Standard: Was halten Sie von Studiengebühren?

Ederer: Ich war eine Begünstigte, dass es keine Studiengebühren gegeben hat. Ich verstehe, dass es verteilungspolitische Argumente gibt, warum man Studiengebühren nach wie vor fordert. Wenn es einen Gesamtwurf geben sollte, ist die Symbolik ein Thema. Dann stellt sich die Frage, ob es nicht aus diesem Grund fallen sollte.

Standard: In der SPÖ gibt es Kritik an der Gruppenbesteuerung. Fürchten Sie da Veränderungen?

Ederer: Ich kann es nur für das Unternehmen beantworten. Für uns ist das von Vorteil und ich gehe davon aus, dass auch für andere international tätigen Unternehmen, Verluste von Auslandstöchtern geltend zu machen, wichtig ist. Das ist natürlich von Vorteil, um hier Holdingstandorte zu gründen.

Standard: Österreichs Unternehmen erzielen Rekorderlöse in Osteuropa. Warum ist die Bevölkerung so skeptisch?

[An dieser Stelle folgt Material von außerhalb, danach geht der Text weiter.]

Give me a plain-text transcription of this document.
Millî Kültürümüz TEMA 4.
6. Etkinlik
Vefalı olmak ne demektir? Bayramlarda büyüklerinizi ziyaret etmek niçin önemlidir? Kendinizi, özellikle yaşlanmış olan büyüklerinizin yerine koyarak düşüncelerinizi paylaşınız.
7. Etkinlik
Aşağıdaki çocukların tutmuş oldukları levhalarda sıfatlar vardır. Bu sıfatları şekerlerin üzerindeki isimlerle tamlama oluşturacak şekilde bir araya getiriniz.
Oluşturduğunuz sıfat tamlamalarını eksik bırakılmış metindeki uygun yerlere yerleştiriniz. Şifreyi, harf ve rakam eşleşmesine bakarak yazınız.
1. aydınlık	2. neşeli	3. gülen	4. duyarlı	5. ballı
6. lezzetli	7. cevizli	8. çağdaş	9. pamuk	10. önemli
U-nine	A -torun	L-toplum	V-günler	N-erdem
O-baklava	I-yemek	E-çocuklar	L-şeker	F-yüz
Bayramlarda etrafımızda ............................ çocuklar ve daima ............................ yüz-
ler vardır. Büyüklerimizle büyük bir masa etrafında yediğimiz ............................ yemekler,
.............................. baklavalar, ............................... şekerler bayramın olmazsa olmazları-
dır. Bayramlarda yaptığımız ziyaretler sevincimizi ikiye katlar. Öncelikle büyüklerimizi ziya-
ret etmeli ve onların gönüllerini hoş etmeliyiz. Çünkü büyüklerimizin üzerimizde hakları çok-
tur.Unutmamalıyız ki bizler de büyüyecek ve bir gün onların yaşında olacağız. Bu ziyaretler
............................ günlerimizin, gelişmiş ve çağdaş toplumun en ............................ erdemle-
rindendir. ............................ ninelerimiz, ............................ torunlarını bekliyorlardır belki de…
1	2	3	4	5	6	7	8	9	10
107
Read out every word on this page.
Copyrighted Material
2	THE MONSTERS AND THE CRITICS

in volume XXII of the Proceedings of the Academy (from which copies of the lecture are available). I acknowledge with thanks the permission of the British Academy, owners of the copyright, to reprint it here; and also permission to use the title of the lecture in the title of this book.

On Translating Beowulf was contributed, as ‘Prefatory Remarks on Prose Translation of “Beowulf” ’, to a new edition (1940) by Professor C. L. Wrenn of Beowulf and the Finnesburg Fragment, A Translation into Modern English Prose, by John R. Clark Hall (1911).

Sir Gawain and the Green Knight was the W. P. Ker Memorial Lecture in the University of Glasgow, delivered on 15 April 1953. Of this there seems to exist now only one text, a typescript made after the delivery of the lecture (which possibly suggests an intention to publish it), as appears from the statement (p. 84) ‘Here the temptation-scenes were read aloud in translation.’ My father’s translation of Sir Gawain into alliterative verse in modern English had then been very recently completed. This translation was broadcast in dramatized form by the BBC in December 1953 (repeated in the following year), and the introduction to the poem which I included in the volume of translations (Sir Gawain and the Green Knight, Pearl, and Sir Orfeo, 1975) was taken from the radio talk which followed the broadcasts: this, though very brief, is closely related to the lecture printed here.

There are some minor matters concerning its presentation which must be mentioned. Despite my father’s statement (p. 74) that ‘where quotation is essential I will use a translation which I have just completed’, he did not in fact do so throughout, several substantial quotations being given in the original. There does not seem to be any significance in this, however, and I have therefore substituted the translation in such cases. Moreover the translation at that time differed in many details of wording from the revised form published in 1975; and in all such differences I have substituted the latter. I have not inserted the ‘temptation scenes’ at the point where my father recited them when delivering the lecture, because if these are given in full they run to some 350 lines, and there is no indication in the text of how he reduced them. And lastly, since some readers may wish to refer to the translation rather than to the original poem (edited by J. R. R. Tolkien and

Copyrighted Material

Ederer: Das ist ein Rätsel. Weil die FPÖ bei diesen Fragen ein großes Sprachrohr hat, das mit einem großen österreichischen Medium zu tun hat.

Standard: Kann man beziffern, wie stark Siemens in Österreich von der Ostöffnung profitiert?

Ederer: Wir haben alleine eine Milliarde an Zahlen, weil wir für sieben Länder zuständig sind. Ich würde sagen, um die 500 Beschäftigten am Standort Österreich, die man als Know-how-Träger beschäftigt und die sonst aus dem einen oder anderen Grund infrage gestellt worden wären.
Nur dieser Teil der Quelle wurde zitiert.